Months later, however, I found myself on a table with medical tools nearby, and I was told they were going to pull my baby out after prying open my abs. I was petrified.
Leaving the operating room with a healthy baby was a victory. But I left with a huge scar, and I was in mind-blowing pain. My baby was whisked off to the nursery while I was in recovery. My anesthesia had worn off basically while I was still on the table, so they needed to assess what was happening, leaving me in one room and my new baby in another. The baby needed to eat and my husband made the choice to start our child on donor breastmilk, the choice he believed I would want him to make. I don't regret my husband's decision, but it felt like my baby was starting this amazing, new, natural feeding journey – without me.
I waited for my colostrum to come in, while my baby stayed nourished on more donor breastmilk. A mother's colostrum will usually suffice, but without him attached to me, it took longer than it would have normally. Looking back, I think the realization that another woman was responsible for his first food would have broken my heart in two, but I was in so much pain that I shrugged it off.
Our stomach is our middle body – the center of us. Our gut, our wisdom, some say. And mine had been mangled. After ten months of stretching itself beyond what I thought possible, it underwent a major operation. I felt sorry for it. And I felt sorry for me.

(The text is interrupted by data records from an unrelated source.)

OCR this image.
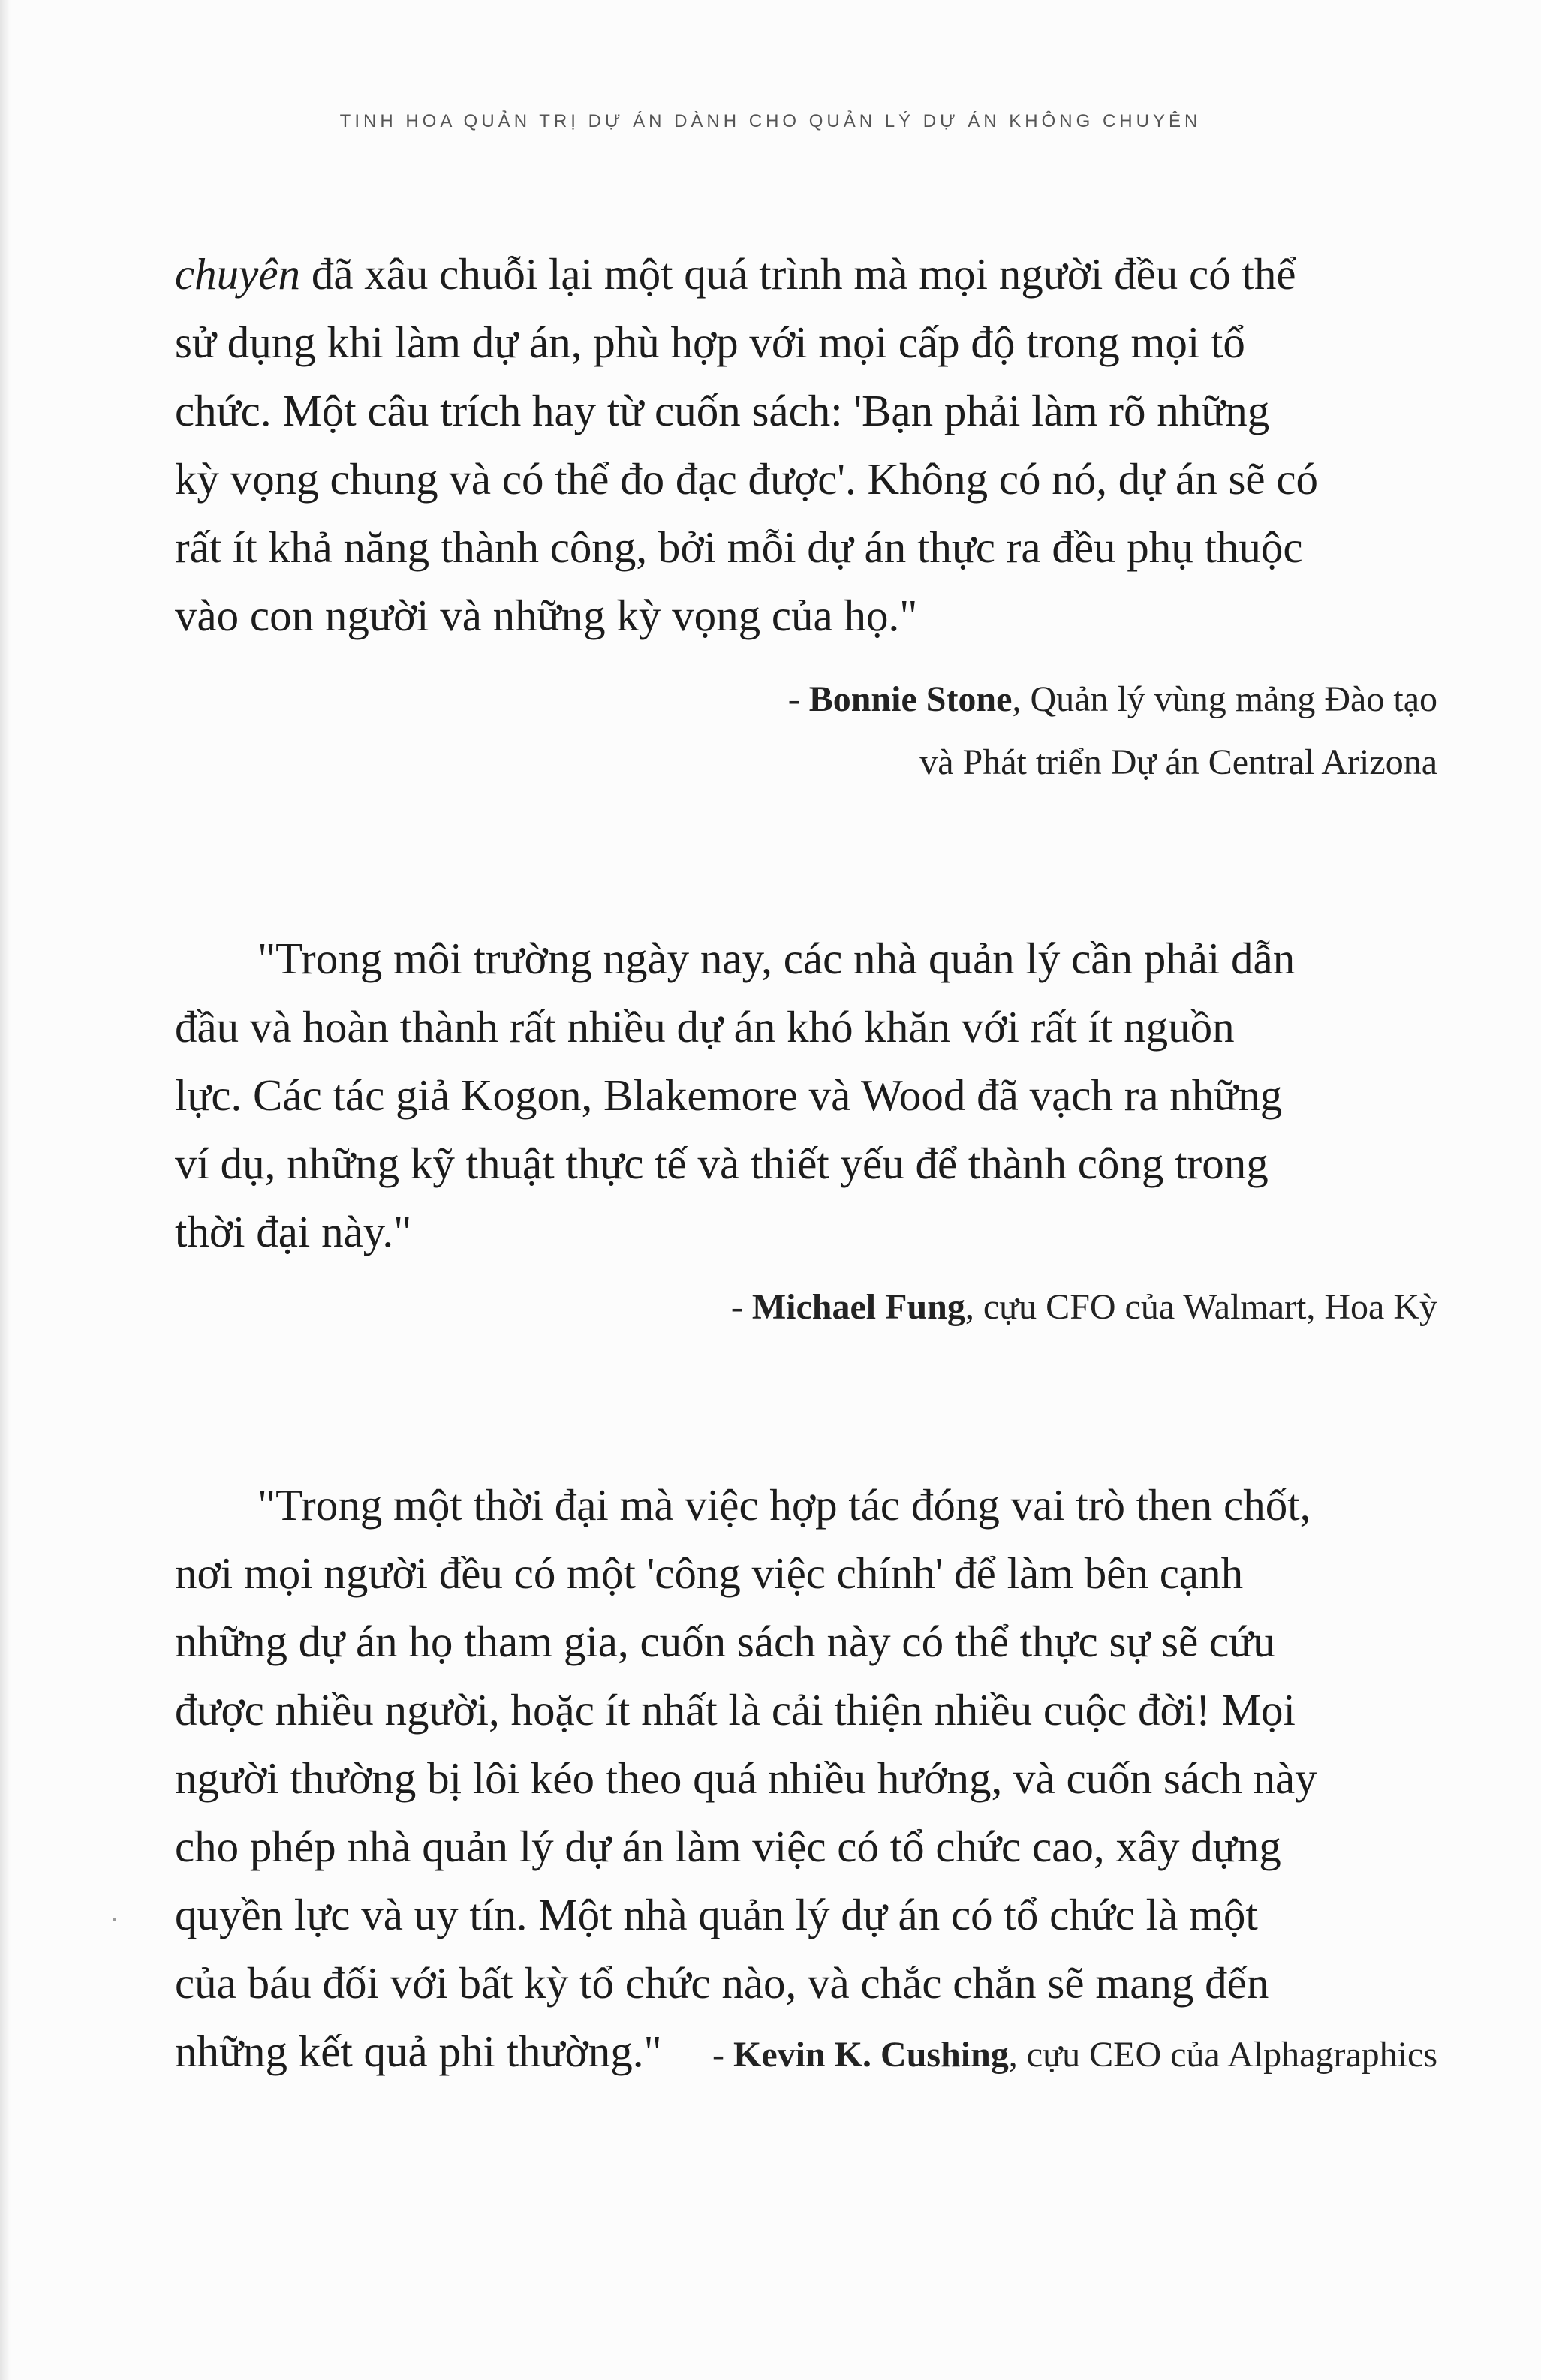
TINH HOA QUẢN TRỊ DỰ ÁN DÀNH CHO QUẢN LÝ DỰ ÁN KHÔNG CHUYÊN
chuyên đã xâu chuỗi lại một quá trình mà mọi người đều có thể
sử dụng khi làm dự án, phù hợp với mọi cấp độ trong mọi tổ
chức. Một câu trích hay từ cuốn sách: 'Bạn phải làm rõ những
kỳ vọng chung và có thể đo đạc được'. Không có nó, dự án sẽ có
rất ít khả năng thành công, bởi mỗi dự án thực ra đều phụ thuộc
vào con người và những kỳ vọng của họ."
- Bonnie Stone, Quản lý vùng mảng Đào tạo
và Phát triển Dự án Central Arizona
"Trong môi trường ngày nay, các nhà quản lý cần phải dẫn
đầu và hoàn thành rất nhiều dự án khó khăn với rất ít nguồn
lực. Các tác giả Kogon, Blakemore và Wood đã vạch ra những
ví dụ, những kỹ thuật thực tế và thiết yếu để thành công trong
thời đại này."
- Michael Fung, cựu CFO của Walmart, Hoa Kỳ
"Trong một thời đại mà việc hợp tác đóng vai trò then chốt,
nơi mọi người đều có một 'công việc chính' để làm bên cạnh
những dự án họ tham gia, cuốn sách này có thể thực sự sẽ cứu
được nhiều người, hoặc ít nhất là cải thiện nhiều cuộc đời! Mọi
người thường bị lôi kéo theo quá nhiều hướng, và cuốn sách này
cho phép nhà quản lý dự án làm việc có tổ chức cao, xây dựng
quyền lực và uy tín. Một nhà quản lý dự án có tổ chức là một
của báu đối với bất kỳ tổ chức nào, và chắc chắn sẽ mang đến
những kết quả phi thường."	- Kevin K. Cushing, cựu CEO của Alphagraphics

After we went home, my milk came in, and I began feeding my baby. But positioning was hard with a bandaged belly, and my brain wouldn’t turn off. I was cradling him just above my battle wounds, pouring myself into him, and all I wanted was for someone to take care of me.
I was so focused on feeding my baby "naturally" that it was sucking the joy of out me.
I remember the day I decided to throw in the towel, about ten weeks in. I was standing in the shower, facing away from the water, in order to partially protect my burning nipples and my lower abdomen, when I realized the only emotions I was feeling were fear and pain. I realized that I may have been robbing both me and my baby of something crucial: our ability to enjoy each other. I was so focused on feeding him "naturally" that it was sucking the joy of out me. I wanted to have my husband feed him a bottle while I stayed in bed with my hands wrapped around my middle. I didn’t want to wake up drenched in milk anymore, when I already felt so compromised. I just wanted it to be a little easier. So I decided to stop breastfeeding my son.
I have made peace with my decision not to breastfeed my son. I listened to my body and my heart, and I did what I thought I could at the time. I still get caught up in guilt sometimes, thinking of how I might have wronged him, but I can’t let that feeling win.
I have a happy, healthy baby. And ultimately, that's the win here.